Sam Shepherd – aka Floating Points – prefaced this new release with a film in which he discusses how this entire collection of tracks was recorded in the eponymous Mojave Desert. While already known for his experimentation, this new natural setting is clearly a further step in his inventive mindset, with the series of ambient suites here only the start of a whole Reflections series. While clearly not released as a sequel to his debut album Elaenia, the quality of Floating Points’ previous output plus the radical methods of recording mean this new project arrives with considerable expectations on its shoulders.

Opening track ‘Mojave Desert’ sounds like its being beamed from deep space, with ambient synthetic sweeps against dissonant mechanical shifting noises, not allowing the listener to settle for a moment. Its brief run time is succeeded by ‘Silurian Blue,’ which begins with some gorgeous keyboards accentuated by a lightly plucked electric guitar and mild horn instrumentation fluttering in the background. Its a staggeringly gorgeous piece of music that when the drums kick in slowly ascends into an almost post-rock style symphony, not too dissimilar from something you’d hear on an Explosions in the Sky record. There are elements of free form jazz thrown in too with the horns and the lack of structure, and how Floating Points manages to cohesively accommodate all these disparate styles is baffling.

‘Kites’ was recorded walking through a valley with a directional microphone, and is more an experimental interlude than an actual song, pitch-shifting a variety of synthetic arpeggios that become gradually more erratic and build into the 12-minute highlight of the whole project ‘Kelso Dunes.’ The synthetic embellishments from the previous track are slowly overtaken by a driving, Krautrockian drumbeat with stabbing guitars rumbling underneath. The whole song builds and builds until its almost unbearable and then suddenly drops out into silence. Floating Points often explores the place that open space has in music, and the instrumentation slowly rising out of the quiet infuses the song with a grandiose, epic scale. The album rounds off with the curio ‘Lucerne Valley,’ nothing but a twinkling keyboard and some bass notes that coalesce for the 3 minute run time before evaporating into nothingness.

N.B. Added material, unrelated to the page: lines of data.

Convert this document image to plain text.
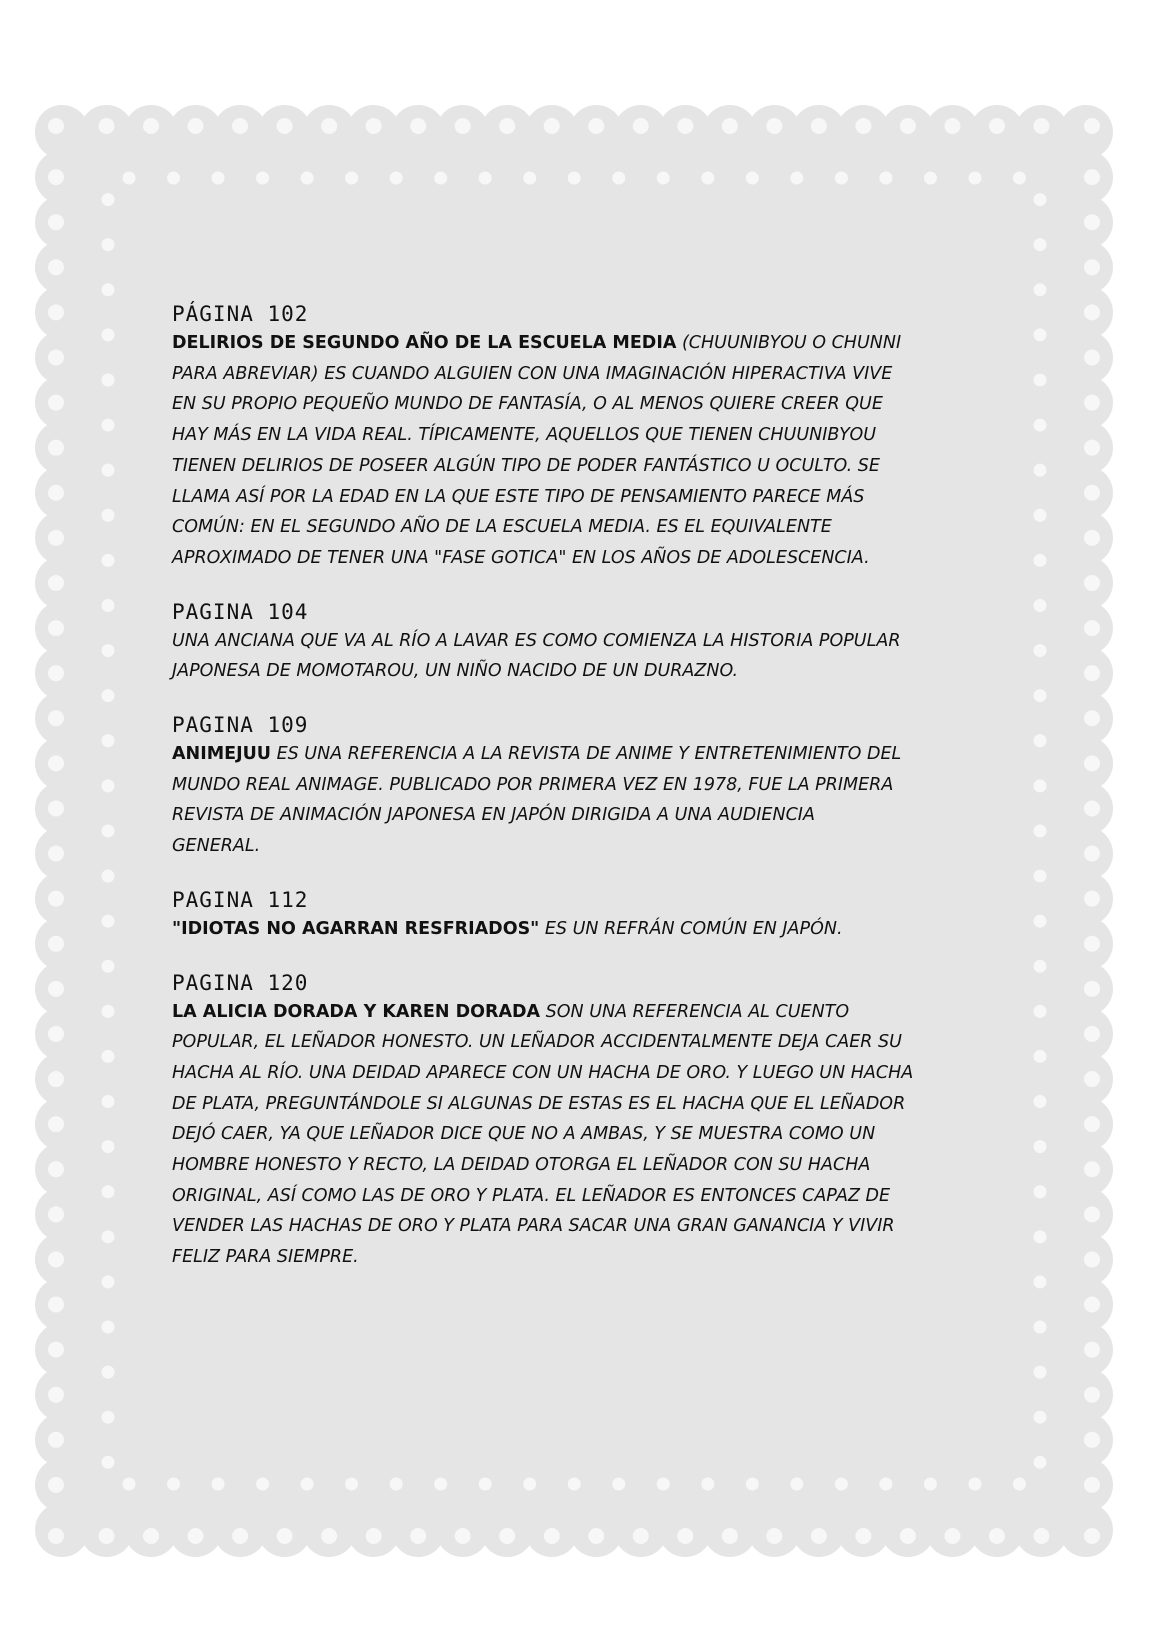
PÁGINA 102
DELIRIOS DE SEGUNDO AÑO DE LA ESCUELA MEDIA (CHUUNIBYOU O CHUNNI
PARA ABREVIAR) ES CUANDO ALGUIEN CON UNA IMAGINACIÓN HIPERACTIVA VIVE
EN SU PROPIO PEQUEÑO MUNDO DE FANTASÍA, O AL MENOS QUIERE CREER QUE
HAY MÁS EN LA VIDA REAL. TÍPICAMENTE, AQUELLOS QUE TIENEN CHUUNIBYOU
TIENEN DELIRIOS DE POSEER ALGÚN TIPO DE PODER FANTÁSTICO U OCULTO. SE
LLAMA ASÍ POR LA EDAD EN LA QUE ESTE TIPO DE PENSAMIENTO PARECE MÁS
COMÚN: EN EL SEGUNDO AÑO DE LA ESCUELA MEDIA. ES EL EQUIVALENTE
APROXIMADO DE TENER UNA "FASE GOTICA" EN LOS AÑOS DE ADOLESCENCIA.
PAGINA 104
UNA ANCIANA QUE VA AL RÍO A LAVAR ES COMO COMIENZA LA HISTORIA POPULAR
JAPONESA DE MOMOTAROU, UN NIÑO NACIDO DE UN DURAZNO.
PAGINA 109
ANIMEJUU ES UNA REFERENCIA A LA REVISTA DE ANIME Y ENTRETENIMIENTO DEL
MUNDO REAL ANIMAGE. PUBLICADO POR PRIMERA VEZ EN 1978, FUE LA PRIMERA
REVISTA DE ANIMACIÓN JAPONESA EN JAPÓN DIRIGIDA A UNA AUDIENCIA
GENERAL.
PAGINA 112
"IDIOTAS NO AGARRAN RESFRIADOS" ES UN REFRÁN COMÚN EN JAPÓN.
PAGINA 120
LA ALICIA DORADA Y KAREN DORADA SON UNA REFERENCIA AL CUENTO
POPULAR, EL LEÑADOR HONESTO. UN LEÑADOR ACCIDENTALMENTE DEJA CAER SU
HACHA AL RÍO. UNA DEIDAD APARECE CON UN HACHA DE ORO. Y LUEGO UN HACHA
DE PLATA, PREGUNTÁNDOLE SI ALGUNAS DE ESTAS ES EL HACHA QUE EL LEÑADOR
DEJÓ CAER, YA QUE LEÑADOR DICE QUE NO A AMBAS, Y SE MUESTRA COMO UN
HOMBRE HONESTO Y RECTO, LA DEIDAD OTORGA EL LEÑADOR CON SU HACHA
ORIGINAL, ASÍ COMO LAS DE ORO Y PLATA. EL LEÑADOR ES ENTONCES CAPAZ DE
VENDER LAS HACHAS DE ORO Y PLATA PARA SACAR UNA GRAN GANANCIA Y VIVIR
FELIZ PARA SIEMPRE.
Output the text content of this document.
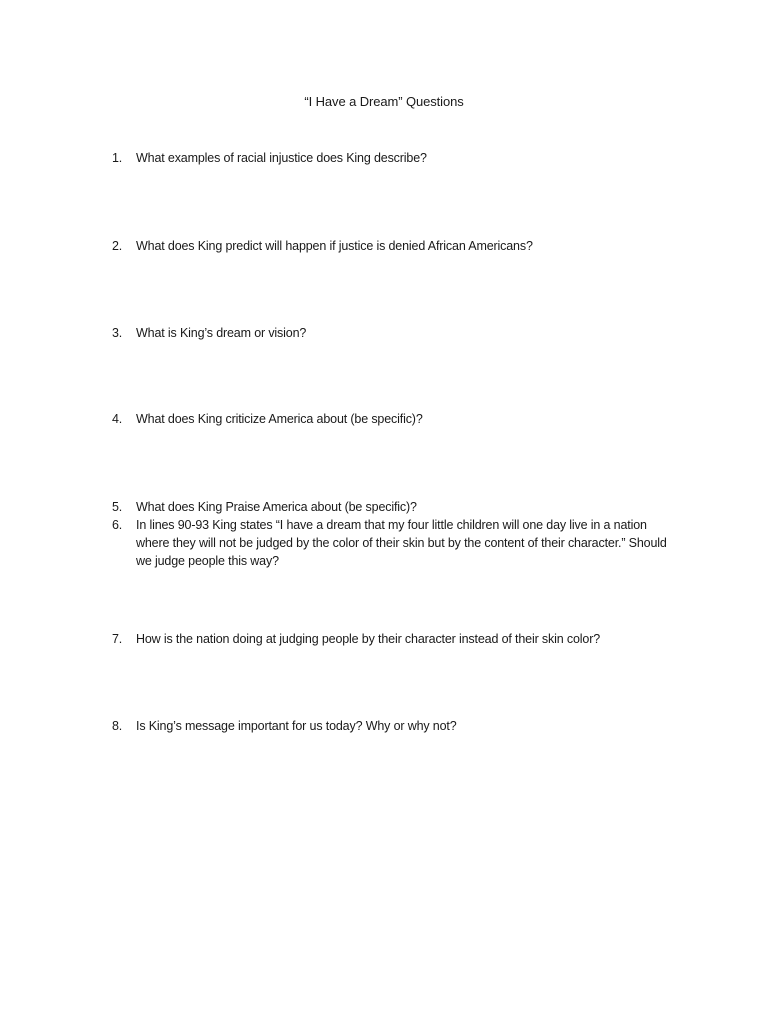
“I Have a Dream” Questions
1. What examples of racial injustice does King describe?
2. What does King predict will happen if justice is denied African Americans?
3. What is King’s dream or vision?
4. What does King criticize America about (be specific)?
5. What does King Praise America about (be specific)?
6. In lines 90-93 King states “I have a dream that my four little children will one day live in a nation where they will not be judged by the color of their skin but by the content of their character.” Should we judge people this way?
7. How is the nation doing at judging people by their character instead of their skin color?
8. Is King’s message important for us today? Why or why not?
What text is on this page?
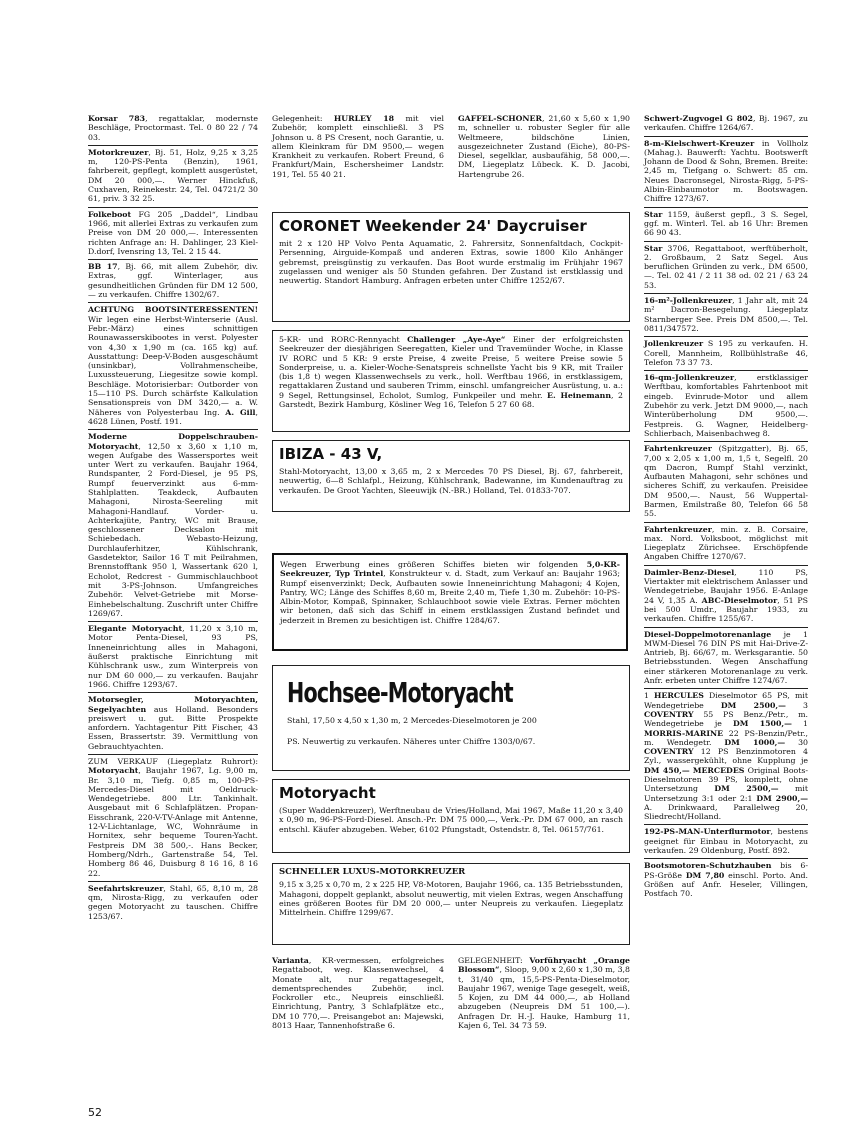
Korsar 783, regattaklar, modernste Beschläge, Proctormast. Tel. 0 80 22 / 74 03.
Motorkreuzer, Bj. 51, Holz, 9,25 x 3,25 m, 120-PS-Penta (Benzin), 1961, fahrbereit, gepflegt, komplett ausgerüstet, DM 20 000,—. Werner Hinckfuß, Cuxhaven, Reinekestr. 24, Tel. 04721/2 30 61, priv. 3 32 25.
Folkeboot FG 205 „Daddel“, Lindbau 1966, mit allerlei Extras zu verkaufen zum Preise von DM 20 000,—. Interessenten richten Anfrage an: H. Dahlinger, 23 Kiel-D.dorf, Ivensring 13, Tel. 2 15 44.
BB 17, Bj. 66, mit allem Zubehör, div. Extras, ggf. Winterlager, aus gesundheitlichen Gründen für DM 12 500,— zu verkaufen. Chiffre 1302/67.
ACHTUNG BOOTSINTERESSENTEN! Wir legen eine Herbst-Winterserie (Ausl. Febr.-März) eines schnittigen Rounawasserskibootes in verst. Polyester von 4,30 x 1,90 m (ca. 165 kg) auf. Ausstattung: Deep-V-Boden ausgeschäumt (unsinkbar), Vollrahmenscheibe, Luxussteuerung, Liegesitze sowie kompl. Beschläge. Motorisierbar: Outborder von 15—110 PS. Durch schärfste Kalkulation Sensationspreis von DM 3420,— a. W. Näheres von Polyesterbau Ing. A. Gill, 4628 Lünen, Postf. 191.
Moderne Doppelschrauben-Motoryacht, 12,50 x 3,60 x 1,10 m, wegen Aufgabe des Wassersportes weit unter Wert zu verkaufen. Baujahr 1964, Rundspanter, 2 Ford-Diesel, je 95 PS, Rumpf feuerverzinkt aus 6-mm-Stahlplatten. Teakdeck, Aufbauten Mahagoni, Nirosta-Seereling mit Mahagoni-Handlauf. Vorder- u. Achterkajüte, Pantry, WC mit Brause, geschlossener Decksalon mit Schiebedach. Webasto-Heizung, Durchlauferhitzer, Kühlschrank, Gasdetektor, Sailor 16 T mit Peilrahmen, Brennstofftank 950 l, Wassertank 620 l, Echolot, Redcrest - Gummischlauchboot mit 3-PS-Johnson. Umfangreiches Zubehör. Velvet-Getriebe mit Morse-Einhebelschaltung. Zuschrift unter Chiffre 1269/67.
Elegante Motoryacht, 11,20 x 3,10 m, Motor Penta-Diesel, 93 PS, Inneneinrichtung alles in Mahagoni, äußerst praktische Einrichtung mit Kühlschrank usw., zum Winterpreis von nur DM 60 000,— zu verkaufen. Baujahr 1966. Chiffre 1293/67.
Motorsegler, Motoryachten, Segelyachten aus Holland. Besonders preiswert u. gut. Bitte Prospekte anfordern. Yachtagentur Pitt Fischer, 43 Essen, Brassertstr. 39. Vermittlung von Gebrauchtyachten.
ZUM VERKAUF (Liegeplatz Ruhrort): Motoryacht, Baujahr 1967, Lg. 9,00 m, Br. 3,10 m, Tiefg. 0,85 m, 100-PS-Mercedes-Diesel mit Oeldruck-Wendegetriebe. 800 Ltr. Tankinhalt. Ausgebaut mit 6 Schlafplätzen. Propan-Eisschrank, 220-V-TV-Anlage mit Antenne, 12-V-Lichtanlage, WC, Wohnräume in Hornitex, sehr bequeme Touren-Yacht. Festpreis DM 38 500,-. Hans Becker, Homberg/Ndrh., Gartenstraße 54, Tel. Homberg 86 46, Duisburg 8 16 16, 8 16 22.
Seefahrtskreuzer, Stahl, 65, 8,10 m, 28 qm, Nirosta-Rigg, zu verkaufen oder gegen Motoryacht zu tauschen. Chiffre 1253/67.
Gelegenheit: HURLEY 18 mit viel Zubehör, komplett einschließl. 3 PS Johnson u. 8 PS Cresent, noch Garantie, u. allem Kleinkram für DM 9500,— wegen Krankheit zu verkaufen. Robert Freund, 6 Frankfurt/Main, Eschersheimer Landstr. 191, Tel. 55 40 21.
GAFFEL-SCHONER, 21,60 x 5,60 x 1,90 m, schneller u. robuster Segler für alle Weltmeere, bildschöne Linien, ausgezeichneter Zustand (Eiche), 80-PS-Diesel, segelklar, ausbaufähig, 58 000,—. DM, Liegeplatz Lübeck. K. D. Jacobi, Hartengrube 26.
CORONET Weekender 24' Daycruiser
mit 2 x 120 HP Volvo Penta Aquamatic, 2. Fahrersitz, Sonnenfaltdach, Cockpit-Persenning, Airguide-Kompaß und anderen Extras, sowie 1800 Kilo Anhänger gebremst, preisgünstig zu verkaufen. Das Boot wurde erstmalig im Frühjahr 1967 zugelassen und weniger als 50 Stunden gefahren. Der Zustand ist erstklassig und neuwertig. Standort Hamburg. Anfragen erbeten unter Chiffre 1252/67.
5-KR- und RORC-Rennyacht Challenger „Aye-Aye“ Einer der erfolgreichsten Seekreuzer der diesjährigen Seeregatten, Kieler und Travemünder Woche, in Klasse IV RORC und 5 KR: 9 erste Preise, 4 zweite Preise, 5 weitere Preise sowie 5 Sonderpreise, u. a. Kieler-Woche-Senatspreis schnellste Yacht bis 9 KR, mit Trailer (bis 1,8 t) wegen Klassenwechsels zu verk., holl. Werftbau 1966, in erstklassigem, regattaklaren Zustand und sauberen Trimm, einschl. umfangreicher Ausrüstung, u. a.: 9 Segel, Rettungsinsel, Echolot, Sumlog, Funkpeiler und mehr. E. Heinemann, 2 Garstedt, Bezirk Hamburg, Kösliner Weg 16, Telefon 5 27 60 68.
IBIZA - 43 V,
Stahl-Motoryacht, 13,00 x 3,65 m, 2 x Mercedes 70 PS Diesel, Bj. 67, fahrbereit, neuwertig, 6—8 Schlafpl., Heizung, Kühlschrank, Badewanne, im Kundenauftrag zu verkaufen. De Groot Yachten, Sleeuwijk (N.-BR.) Holland, Tel. 01833-707.
Wegen Erwerbung eines größeren Schiffes bieten wir folgenden 5,0-KR-Seekreuzer, Typ Trintel, Konstrukteur v. d. Stadt, zum Verkauf an: Baujahr 1963; Rumpf eisenverzinkt; Deck, Aufbauten sowie Inneneinrichtung Mahagoni; 4 Kojen, Pantry, WC; Länge des Schiffes 8,60 m, Breite 2,40 m, Tiefe 1,30 m. Zubehör: 10-PS-Albin-Motor, Kompaß, Spinnaker, Schlauchboot sowie viele Extras. Ferner möchten wir betonen, daß sich das Schiff in einem erstklassigen Zustand befindet und jederzeit in Bremen zu besichtigen ist. Chiffre 1284/67.
Hochsee-Motoryacht
Stahl, 17,50 x 4,50 x 1,30 m, 2 Mercedes-Dieselmotoren je 200
PS. Neuwertig zu verkaufen. Näheres unter Chiffre 1303/0/67.
Motoryacht
(Super Waddenkreuzer), Werftneubau de Vries/Holland, Mai 1967, Maße 11,20 x 3,40 x 0,90 m, 96-PS-Ford-Diesel. Ansch.-Pr. DM 75 000,—, Verk.-Pr. DM 67 000, an rasch entschl. Käufer abzugeben. Weber, 6102 Pfungstadt, Ostendstr. 8, Tel. 06157/761.
SCHNELLER LUXUS-MOTORKREUZER
9,15 x 3,25 x 0,70 m, 2 x 225 HP, V8-Motoren, Baujahr 1966, ca. 135 Betriebsstunden, Mahagoni, doppelt geplankt, absolut neuwertig, mit vielen Extras, wegen Anschaffung eines größeren Bootes für DM 20 000,— unter Neupreis zu verkaufen. Liegeplatz Mittelrhein. Chiffre 1299/67.
Varianta, KR-vermessen, erfolgreiches Regattaboot, weg. Klassenwechsel, 4 Monate alt, nur regattagesegelt, dementsprechendes Zubehör, incl. Fockroller etc., Neupreis einschließl. Einrichtung, Pantry, 3 Schlafplätze etc., DM 10 770,—. Preisangebot an: Majewski, 8013 Haar, Tannenhofstraße 6.
GELEGENHEIT: Vorführyacht „Orange Blossom“, Sloop, 9,00 x 2,60 x 1,30 m, 3,8 t, 31/40 qm, 15,5-PS-Penta-Dieselmotor, Baujahr 1967, wenige Tage gesegelt, weiß, 5 Kojen, zu DM 44 000,—, ab Holland abzugeben (Neupreis DM 51 100,—). Anfragen Dr. H.-J. Hauke, Hamburg 11, Kajen 6, Tel. 34 73 59.
Schwert-Zugvogel G 802, Bj. 1967, zu verkaufen. Chiffre 1264/67.
8-m-Kielschwert-Kreuzer in Vollholz (Mahag.). Bauwerft: Yachtu. Bootswerft Johann de Dood & Sohn, Bremen. Breite: 2,45 m, Tiefgang o. Schwert: 85 cm. Neues Dacronsegel, Nirosta-Rigg, 5-PS-Albin-Einbaumotor m. Bootswagen. Chiffre 1273/67.
Star 1159, äußerst gepfl., 3 S. Segel, ggf. m. Winterl. Tel. ab 16 Uhr: Bremen 66 90 43.
Star 3706, Regattaboot, werftüberholt, 2. Großbaum, 2 Satz Segel. Aus beruflichen Gründen zu verk., DM 6500,—. Tel. 02 41 / 2 11 38 od. 02 21 / 63 24 53.
16-m²-Jollenkreuzer, 1 Jahr alt, mit 24 m² Dacron-Besegelung. Liegeplatz Starnberger See. Preis DM 8500,—. Tel. 0811/347572.
Jollenkreuzer S 195 zu verkaufen. H. Corell, Mannheim, Rollbühlstraße 46, Telefon 73 37 73.
16-qm-Jollenkreuzer, erstklassiger Werftbau, komfortables Fahrtenboot mit eingeb. Evinrude-Motor und allem Zubehör zu verk. Jetzt DM 9000,—, nach Winterüberholung DM 9500,—. Festpreis. G. Wagner, Heidelberg-Schlierbach, Maisenbachweg 8.
Fahrtenkreuzer (Spitzgatter), Bj. 65, 7,00 x 2,05 x 1,00 m, 1,5 t, Segelfl. 20 qm Dacron, Rumpf Stahl verzinkt, Aufbauten Mahagoni, sehr schönes und sicheres Schiff, zu verkaufen. Preisidee DM 9500,—. Naust, 56 Wuppertal-Barmen, Emilstraße 80, Telefon 66 58 55.
Fahrtenkreuzer, min. z. B. Corsaire, max. Nord. Volksboot, möglichst mit Liegeplatz Zürichsee. Erschöpfende Angaben Chiffre 1270/67.
Daimler-Benz-Diesel, 110 PS, Viertakter mit elektrischem Anlasser und Wendegetriebe, Baujahr 1956. E-Anlage 24 V, 1,35 A. ABC-Dieselmotor, 51 PS bei 500 Umdr., Baujahr 1933, zu verkaufen. Chiffre 1255/67.
Diesel-Doppelmotorenanlage je 1 MWM-Diesel 76 DIN PS mit Hai-Drive-Z-Antrieb, Bj. 66/67, m. Werksgarantie. 50 Betriebsstunden. Wegen Anschaffung einer stärkeren Motorenanlage zu verk. Anfr. erbeten unter Chiffre 1274/67.
1 HERCULES Dieselmotor 65 PS, mit Wendegetriebe DM 2500,— 3 COVENTRY 55 PS Benz./Petr., m. Wendegetriebe je DM 1500,— 1 MORRIS-MARINE 22 PS-Benzin/Petr., m. Wendegetr. DM 1000,— 30 COVENTRY 12 PS Benzinmotoren 4 Zyl., wassergekühlt, ohne Kupplung je DM 450,— MERCEDES Original Boots-Dieselmotoren 39 PS, komplett, ohne Untersetzung DM 2500,— mit Untersetzung 3:1 oder 2:1 DM 2900,— A. Drinkwaard, Parallelweg 20, Sliedrecht/Holland.
192-PS-MAN-Unterflurmotor, bestens geeignet für Einbau in Motoryacht, zu verkaufen. 29 Oldenburg, Postf. 892.
Bootsmotoren-Schutzhauben bis 6-PS-Größe DM 7,80 einschl. Porto. And. Größen auf Anfr. Heseler, Villingen, Postfach 70.
52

While the project doesn’t really have any flaws, it’s a little too lightweight and experimental to be regarded as a great album. It sits between the statuses of LP and EP and the interludes occasionally appear to prioritise avant-garde techniques over actual musicianship. Yet the lengthier tracks are genuinely astonishing in places and Reflections – Mojave Desert does reinforce the notion that Floating Points is one of the most unorthodox and innovative composers working in electronic music today.